At Twitter we are developing a system that continuously performs automated tuning of services running in our Mesos clusters, using a machine learning technique called Bayesian optimization. This technique allows us to efficiently search very large parameter spaces to optimize specific performance metrics. We describe our system and share initial results.

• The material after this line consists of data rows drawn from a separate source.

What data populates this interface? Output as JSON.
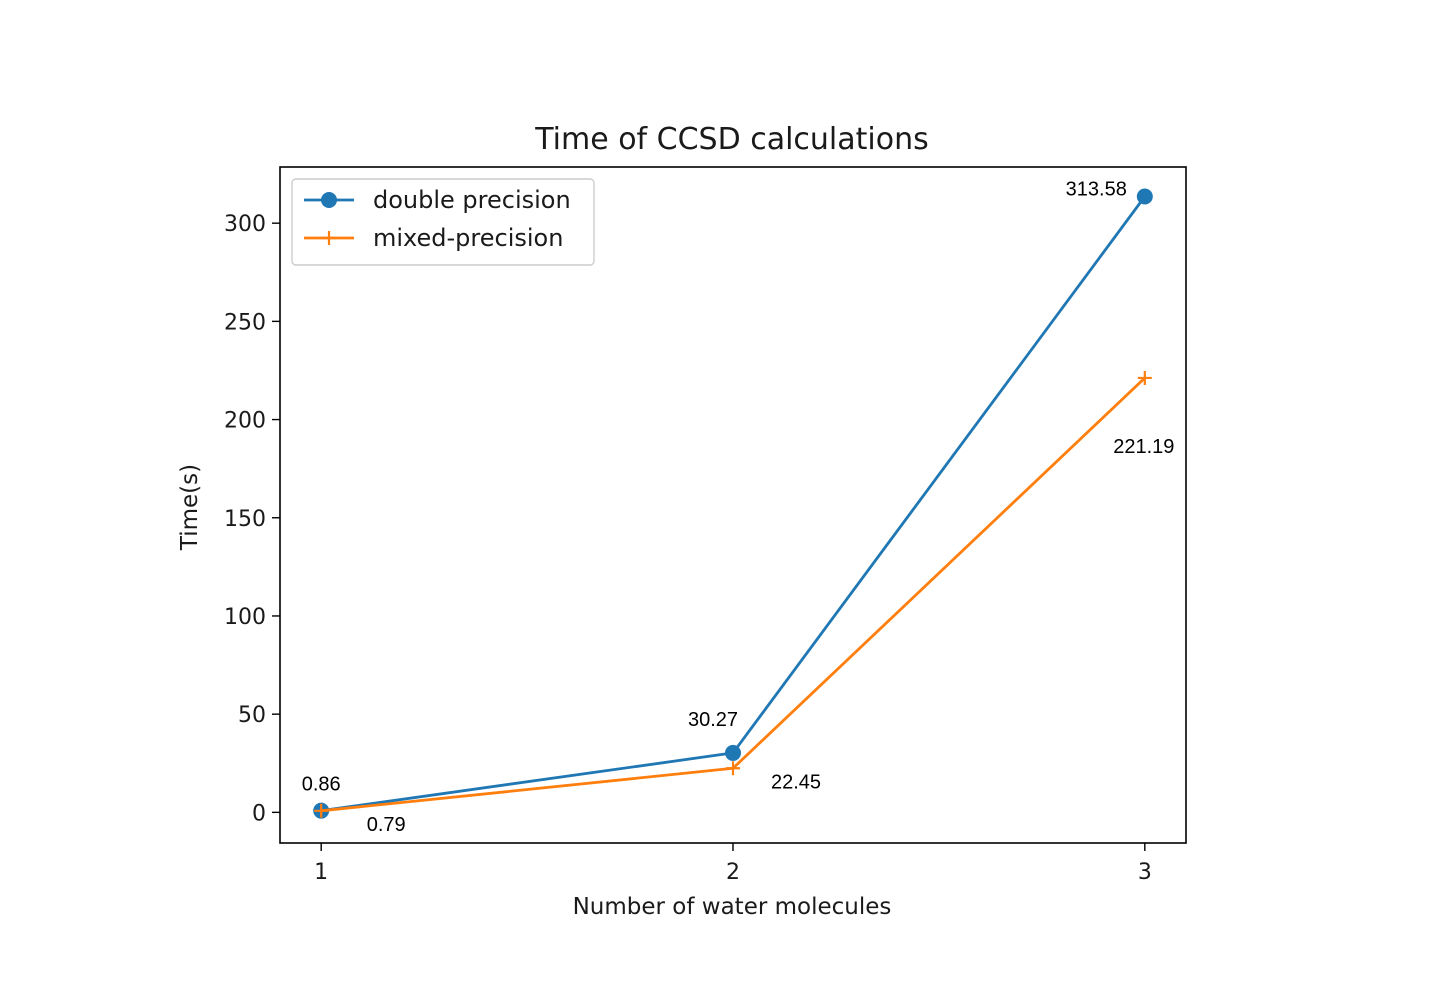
{
  "chart_data": {
    "type": "line",
    "title": "Time of CCSD calculations",
    "xlabel": "Number of water molecules",
    "ylabel": "Time(s)",
    "x": [
      1,
      2,
      3
    ],
    "xticks": [
      1,
      2,
      3
    ],
    "yticks": [
      0,
      50,
      100,
      150,
      200,
      250,
      300
    ],
    "xlim": [
      0.9,
      3.1
    ],
    "ylim": [
      -15.6,
      328.6
    ],
    "grid": false,
    "legend_position": "upper-left",
    "series": [
      {
        "name": "double precision",
        "values": [
          0.86,
          30.27,
          313.58
        ],
        "labels": [
          "0.86",
          "30.27",
          "313.58"
        ],
        "marker": "circle",
        "color": "#1f77b4"
      },
      {
        "name": "mixed-precision",
        "values": [
          0.79,
          22.45,
          221.19
        ],
        "labels": [
          "0.79",
          "22.45",
          "221.19"
        ],
        "marker": "plus",
        "color": "#ff7f0e"
      }
    ]
  }
}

Joshua Cohen is a Senior Software Engineer at Twitter on the VM Team, working on performance optimization of JVM services. He is also a committer and PMC member for the Apache Aurora project where he has focused on deploy tooling and filesystem isolation. Previously, amongst other places, he has worked at Flickr on notifications infrastructure and the image processing pipeline.
Staff Software Engineer
San Francisco, CA
Ramki Ramakrishna is a staff software engineer in the Infrastructure Engineering Division of Twitter. He is a member of the JVM Platform team and of the Twitter Architecture Group. Ramki has worked with several generations of the JVM, at Sun and Oracle, before Twitter. He has been a committer and reviewer for the HotSpot group in OpenJDK. His principal contributions have been in the areas of performance analysis, tuning and adaptive optimization, parallel and concurrent garbage collection, and the synchronization infrastructure within the JVM. Before joining industry, Ramki worked at SUNY Stony Brook, the Tata Institute of Fundamental Research in India, and Aalborg University in Denmark, dividing time between teaching and research into the formal verification of concurrent systems, using process algebras, temporal logics and automatic theorem-proving. Ramki holds a Ph.D. in Electrical and Computer Engineering from the University of California at Santa Barbara, and a B.Tech. in Electrical Engineering from IIT Kanpur in India.